Introduction to Defining Design Patterns
In this module you explore how design patterns enhance traditional object-oriented programming techniques by allowing you to quickly solve common problems and communicate those solutions to other programmers. In this module, you will learn:
- What design patterns are:
- Why you need design patterns?
- How design patterns encourage code reuse and more maintainable code
- The three basic kinds of design patterns
If a problem occurs over and over again and a solution to that problem has been used effectively, then
that solution is described as a pattern. The design patterns are language-independent strategies for solving common object-oriented design problems.
In software engineering, a design pattern is a general repeatable solution to a commonly occurring problem in software design.
A design pattern is a description or template for how to solve a problem that can be used in many different situations.
Each pattern describes a probem which occurs over and over again in our environment, and then describes the core of the solution to that problem, in such a way that you can use this solution a million times over, without ever doing it the same way twice.
Our solutions are expressed in terms of objects and interfaces instead of walls and doors, but at the core of both kinds of patterns is a solution to a problem in a context. Our solutions are expressed in terms of objects and interfaces instead of walls and doors, but at the core of both kinds of patterns is a solution to a problem in a context.
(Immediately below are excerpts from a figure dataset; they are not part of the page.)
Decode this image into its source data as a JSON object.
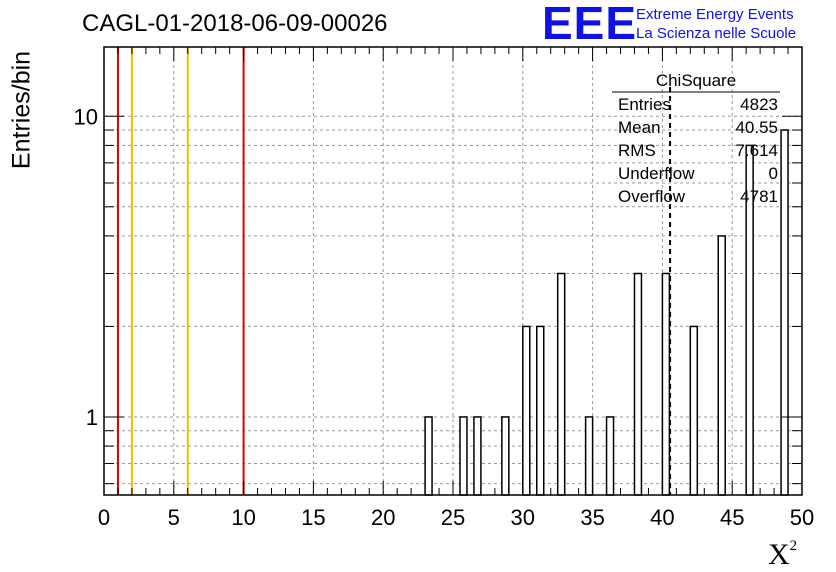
{
  "title": "CAGL-01-2018-06-09-00026",
  "logo": {
    "mark": "EEE",
    "line1": "Extreme Energy Events",
    "line2": "La Scienza nelle Scuole",
    "color": "#1010e8"
  },
  "colors": {
    "histogram": "#000000",
    "red_line": "#e00000",
    "yellow_line": "#f0c000",
    "grid": "#9a9a9a",
    "mean_line": "#000000"
  },
  "chart_data": {
    "type": "bar",
    "xlabel": "X",
    "xlabel_superscript": "2",
    "ylabel": "Entries/bin",
    "xlim": [
      0,
      50
    ],
    "ylim": [
      0.55,
      17
    ],
    "yscale": "log",
    "grid": true,
    "bin_width": 0.5,
    "xticks": [
      0,
      5,
      10,
      15,
      20,
      25,
      30,
      35,
      40,
      45,
      50
    ],
    "yticks": [
      1,
      10
    ],
    "bins": [
      {
        "x": 23.0,
        "count": 1
      },
      {
        "x": 25.5,
        "count": 1
      },
      {
        "x": 26.5,
        "count": 1
      },
      {
        "x": 28.5,
        "count": 1
      },
      {
        "x": 30.0,
        "count": 2
      },
      {
        "x": 31.0,
        "count": 2
      },
      {
        "x": 32.5,
        "count": 3
      },
      {
        "x": 34.5,
        "count": 1
      },
      {
        "x": 36.0,
        "count": 1
      },
      {
        "x": 38.0,
        "count": 3
      },
      {
        "x": 40.0,
        "count": 3
      },
      {
        "x": 42.0,
        "count": 2
      },
      {
        "x": 44.0,
        "count": 4
      },
      {
        "x": 46.0,
        "count": 8
      },
      {
        "x": 48.5,
        "count": 9
      }
    ],
    "reference_lines": [
      {
        "x": 1,
        "color": "#e00000"
      },
      {
        "x": 2,
        "color": "#f0c000"
      },
      {
        "x": 6,
        "color": "#f0c000"
      },
      {
        "x": 10,
        "color": "#e00000"
      }
    ],
    "mean_line_x": 40.55,
    "stats": {
      "name": "ChiSquare",
      "rows": [
        {
          "label": "Entries",
          "value": "4823"
        },
        {
          "label": "Mean",
          "value": "40.55"
        },
        {
          "label": "RMS",
          "value": "7.614"
        },
        {
          "label": "Underflow",
          "value": "0"
        },
        {
          "label": "Overflow",
          "value": "4781"
        }
      ]
    }
  }
}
For this site I have concentrated on patterns at a certain level of abstraction. Design patterns are not about designs such as
- linked lists and
- hash tables
that can be encoded in classes and reused as is.
Design Patterns are not complex, domain-specific designs for an entire application or subsystem.
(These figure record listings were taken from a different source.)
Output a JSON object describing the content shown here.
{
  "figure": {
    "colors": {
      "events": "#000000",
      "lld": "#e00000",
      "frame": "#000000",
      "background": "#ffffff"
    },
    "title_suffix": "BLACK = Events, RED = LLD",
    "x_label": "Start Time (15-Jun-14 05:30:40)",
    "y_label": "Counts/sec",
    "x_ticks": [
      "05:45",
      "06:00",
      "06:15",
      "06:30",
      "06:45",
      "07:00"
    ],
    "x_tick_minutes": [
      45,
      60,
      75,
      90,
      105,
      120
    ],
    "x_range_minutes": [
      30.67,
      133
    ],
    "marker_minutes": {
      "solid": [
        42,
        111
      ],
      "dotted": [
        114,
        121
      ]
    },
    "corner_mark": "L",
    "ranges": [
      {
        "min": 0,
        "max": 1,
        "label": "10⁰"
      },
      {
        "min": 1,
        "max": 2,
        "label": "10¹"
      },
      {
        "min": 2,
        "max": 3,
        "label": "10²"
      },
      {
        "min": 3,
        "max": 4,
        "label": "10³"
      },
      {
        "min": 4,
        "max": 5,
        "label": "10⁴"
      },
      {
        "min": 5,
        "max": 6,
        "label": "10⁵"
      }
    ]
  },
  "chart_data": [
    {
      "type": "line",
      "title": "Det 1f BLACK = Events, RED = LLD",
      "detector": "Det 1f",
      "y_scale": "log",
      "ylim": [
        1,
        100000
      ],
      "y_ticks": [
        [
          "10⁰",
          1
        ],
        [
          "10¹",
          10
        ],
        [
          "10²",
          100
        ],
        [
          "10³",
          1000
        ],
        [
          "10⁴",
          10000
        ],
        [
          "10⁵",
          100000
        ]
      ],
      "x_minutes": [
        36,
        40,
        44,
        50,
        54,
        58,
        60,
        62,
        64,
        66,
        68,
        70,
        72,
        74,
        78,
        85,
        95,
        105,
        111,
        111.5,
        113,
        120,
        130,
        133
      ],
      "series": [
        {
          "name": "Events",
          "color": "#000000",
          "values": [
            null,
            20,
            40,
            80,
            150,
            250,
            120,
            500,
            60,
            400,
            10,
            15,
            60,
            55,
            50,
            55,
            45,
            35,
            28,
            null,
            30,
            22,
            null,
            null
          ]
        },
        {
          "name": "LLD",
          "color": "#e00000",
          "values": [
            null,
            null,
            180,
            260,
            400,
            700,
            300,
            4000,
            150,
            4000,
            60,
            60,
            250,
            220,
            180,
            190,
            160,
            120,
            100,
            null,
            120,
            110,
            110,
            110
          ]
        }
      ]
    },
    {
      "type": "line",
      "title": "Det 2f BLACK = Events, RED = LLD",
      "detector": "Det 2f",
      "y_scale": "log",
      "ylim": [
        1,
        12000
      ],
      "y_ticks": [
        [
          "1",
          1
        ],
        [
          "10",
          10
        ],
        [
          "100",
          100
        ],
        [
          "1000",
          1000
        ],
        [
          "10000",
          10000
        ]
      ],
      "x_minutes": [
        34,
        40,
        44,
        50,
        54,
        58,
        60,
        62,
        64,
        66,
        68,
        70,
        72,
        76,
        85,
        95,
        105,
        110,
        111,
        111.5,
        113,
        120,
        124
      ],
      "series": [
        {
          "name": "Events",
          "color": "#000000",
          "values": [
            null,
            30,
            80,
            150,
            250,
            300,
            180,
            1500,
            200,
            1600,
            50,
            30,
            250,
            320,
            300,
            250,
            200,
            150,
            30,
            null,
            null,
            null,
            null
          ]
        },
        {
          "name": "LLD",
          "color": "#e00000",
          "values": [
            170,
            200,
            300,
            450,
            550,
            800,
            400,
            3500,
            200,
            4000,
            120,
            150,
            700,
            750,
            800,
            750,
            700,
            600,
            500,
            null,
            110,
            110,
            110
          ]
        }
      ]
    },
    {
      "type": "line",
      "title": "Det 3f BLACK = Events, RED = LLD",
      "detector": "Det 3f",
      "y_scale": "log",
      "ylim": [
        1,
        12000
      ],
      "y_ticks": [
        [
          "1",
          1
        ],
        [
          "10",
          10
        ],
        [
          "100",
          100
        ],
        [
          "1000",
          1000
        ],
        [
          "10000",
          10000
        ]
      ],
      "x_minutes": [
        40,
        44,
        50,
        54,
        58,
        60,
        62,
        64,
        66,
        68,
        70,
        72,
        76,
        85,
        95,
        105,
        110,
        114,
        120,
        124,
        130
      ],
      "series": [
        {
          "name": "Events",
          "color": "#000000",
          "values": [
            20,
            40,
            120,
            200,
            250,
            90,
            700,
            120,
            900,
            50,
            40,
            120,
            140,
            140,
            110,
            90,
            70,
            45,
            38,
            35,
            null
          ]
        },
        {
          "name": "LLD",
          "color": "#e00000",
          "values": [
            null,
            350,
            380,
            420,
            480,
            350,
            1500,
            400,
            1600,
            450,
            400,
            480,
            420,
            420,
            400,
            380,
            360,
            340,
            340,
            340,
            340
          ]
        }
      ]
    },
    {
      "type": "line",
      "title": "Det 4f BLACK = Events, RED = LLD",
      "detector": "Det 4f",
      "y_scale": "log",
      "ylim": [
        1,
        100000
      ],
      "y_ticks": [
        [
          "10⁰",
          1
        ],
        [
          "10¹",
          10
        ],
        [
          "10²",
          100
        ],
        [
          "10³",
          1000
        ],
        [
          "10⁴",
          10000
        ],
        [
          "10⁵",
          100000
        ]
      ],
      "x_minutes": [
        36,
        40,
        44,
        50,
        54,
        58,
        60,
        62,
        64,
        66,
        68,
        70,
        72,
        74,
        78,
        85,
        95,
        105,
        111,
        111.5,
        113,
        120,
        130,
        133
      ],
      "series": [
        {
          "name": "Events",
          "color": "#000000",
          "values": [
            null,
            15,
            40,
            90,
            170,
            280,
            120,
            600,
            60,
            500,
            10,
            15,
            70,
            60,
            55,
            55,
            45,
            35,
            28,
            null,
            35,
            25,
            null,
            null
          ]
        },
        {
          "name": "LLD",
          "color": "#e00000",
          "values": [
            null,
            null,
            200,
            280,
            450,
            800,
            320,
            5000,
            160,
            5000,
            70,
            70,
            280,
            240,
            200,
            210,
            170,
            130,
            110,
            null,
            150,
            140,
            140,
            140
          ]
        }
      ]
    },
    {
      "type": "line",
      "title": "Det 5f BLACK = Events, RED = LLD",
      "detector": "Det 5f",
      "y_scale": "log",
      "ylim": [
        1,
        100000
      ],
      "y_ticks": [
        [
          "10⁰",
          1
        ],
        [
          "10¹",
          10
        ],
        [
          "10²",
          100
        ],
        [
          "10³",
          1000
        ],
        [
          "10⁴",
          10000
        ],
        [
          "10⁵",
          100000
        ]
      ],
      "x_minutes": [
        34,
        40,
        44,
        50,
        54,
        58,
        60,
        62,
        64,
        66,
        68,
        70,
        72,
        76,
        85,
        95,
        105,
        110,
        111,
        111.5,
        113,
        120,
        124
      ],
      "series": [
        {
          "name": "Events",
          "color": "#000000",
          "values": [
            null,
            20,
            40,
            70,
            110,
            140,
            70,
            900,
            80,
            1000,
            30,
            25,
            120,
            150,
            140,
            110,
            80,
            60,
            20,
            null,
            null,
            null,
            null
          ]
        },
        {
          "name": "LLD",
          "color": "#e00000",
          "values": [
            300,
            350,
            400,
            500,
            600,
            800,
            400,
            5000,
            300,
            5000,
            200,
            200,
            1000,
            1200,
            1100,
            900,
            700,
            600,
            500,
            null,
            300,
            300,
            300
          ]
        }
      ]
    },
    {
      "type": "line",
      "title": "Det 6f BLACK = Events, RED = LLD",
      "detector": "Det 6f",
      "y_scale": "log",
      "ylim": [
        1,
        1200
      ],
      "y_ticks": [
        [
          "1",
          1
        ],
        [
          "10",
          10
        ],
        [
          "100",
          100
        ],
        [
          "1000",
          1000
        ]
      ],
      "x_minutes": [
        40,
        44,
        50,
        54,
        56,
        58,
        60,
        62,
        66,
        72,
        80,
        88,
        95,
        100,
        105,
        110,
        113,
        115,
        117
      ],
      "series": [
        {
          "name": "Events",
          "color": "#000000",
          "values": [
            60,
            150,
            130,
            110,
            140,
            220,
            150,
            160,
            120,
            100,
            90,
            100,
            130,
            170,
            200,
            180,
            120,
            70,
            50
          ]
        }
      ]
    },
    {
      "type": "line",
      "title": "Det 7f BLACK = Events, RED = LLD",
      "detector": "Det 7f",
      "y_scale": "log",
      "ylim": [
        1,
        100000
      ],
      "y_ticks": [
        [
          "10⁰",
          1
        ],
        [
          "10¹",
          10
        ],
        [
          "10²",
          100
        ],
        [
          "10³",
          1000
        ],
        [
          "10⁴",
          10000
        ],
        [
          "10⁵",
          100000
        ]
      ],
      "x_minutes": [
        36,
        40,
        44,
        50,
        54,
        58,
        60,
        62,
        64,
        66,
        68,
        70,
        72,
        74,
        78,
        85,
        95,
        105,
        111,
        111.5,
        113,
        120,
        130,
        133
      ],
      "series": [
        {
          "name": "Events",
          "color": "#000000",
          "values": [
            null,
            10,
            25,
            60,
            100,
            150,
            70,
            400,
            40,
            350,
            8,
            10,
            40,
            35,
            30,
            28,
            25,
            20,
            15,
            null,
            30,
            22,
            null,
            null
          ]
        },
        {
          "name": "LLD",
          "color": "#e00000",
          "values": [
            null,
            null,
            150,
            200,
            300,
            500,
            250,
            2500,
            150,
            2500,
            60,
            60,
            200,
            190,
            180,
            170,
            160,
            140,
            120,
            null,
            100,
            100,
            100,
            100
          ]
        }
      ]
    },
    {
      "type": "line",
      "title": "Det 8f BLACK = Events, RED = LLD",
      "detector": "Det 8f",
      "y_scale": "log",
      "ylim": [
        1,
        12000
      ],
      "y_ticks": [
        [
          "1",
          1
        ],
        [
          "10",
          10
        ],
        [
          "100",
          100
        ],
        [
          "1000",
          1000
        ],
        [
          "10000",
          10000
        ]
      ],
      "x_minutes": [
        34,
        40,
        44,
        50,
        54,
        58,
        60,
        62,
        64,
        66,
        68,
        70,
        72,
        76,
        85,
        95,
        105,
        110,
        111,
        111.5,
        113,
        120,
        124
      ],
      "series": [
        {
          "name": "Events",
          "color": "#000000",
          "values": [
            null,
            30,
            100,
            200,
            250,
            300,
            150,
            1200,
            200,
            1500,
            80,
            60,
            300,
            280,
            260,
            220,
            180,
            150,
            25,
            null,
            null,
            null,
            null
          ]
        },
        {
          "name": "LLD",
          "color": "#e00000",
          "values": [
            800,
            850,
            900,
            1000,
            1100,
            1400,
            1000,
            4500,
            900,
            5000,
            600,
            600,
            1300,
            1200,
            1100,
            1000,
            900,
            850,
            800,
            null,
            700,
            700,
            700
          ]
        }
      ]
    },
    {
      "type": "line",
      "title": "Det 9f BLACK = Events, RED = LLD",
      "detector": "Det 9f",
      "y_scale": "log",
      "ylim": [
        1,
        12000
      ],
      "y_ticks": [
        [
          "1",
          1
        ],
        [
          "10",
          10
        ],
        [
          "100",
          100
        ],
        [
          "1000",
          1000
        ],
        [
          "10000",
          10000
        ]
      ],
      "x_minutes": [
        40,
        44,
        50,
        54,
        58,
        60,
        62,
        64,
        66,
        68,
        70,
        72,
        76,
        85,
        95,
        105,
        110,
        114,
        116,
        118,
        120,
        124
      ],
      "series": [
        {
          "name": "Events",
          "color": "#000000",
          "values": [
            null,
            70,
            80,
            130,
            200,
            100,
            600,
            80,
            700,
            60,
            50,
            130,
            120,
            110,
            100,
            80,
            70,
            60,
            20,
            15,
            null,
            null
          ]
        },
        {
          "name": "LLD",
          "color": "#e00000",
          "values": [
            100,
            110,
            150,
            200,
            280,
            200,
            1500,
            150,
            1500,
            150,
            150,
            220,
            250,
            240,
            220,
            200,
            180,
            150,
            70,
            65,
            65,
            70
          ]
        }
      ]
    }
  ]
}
The design patterns on this site are descriptions of communicating objects and classes that are customized to solve a general design problem in a particular context. A design pattern names, abstracts, and identifies the key aspects of a common design structure
that make it useful for creating a reusable object-oriented design.
The design pattern
identifies the participating classes and instances, their roles and collaborations, and the distribution of responsibilities. Each design pattern focuses on a particular object-oriented design problem or issue. It describes when it applies, whether it can be applied in view of other design constraints, and the consequences and trade-offs of its use.
Since we must eventually implement our designs, a design pattern also provides sample C++ and Java code to illustrate an implementation.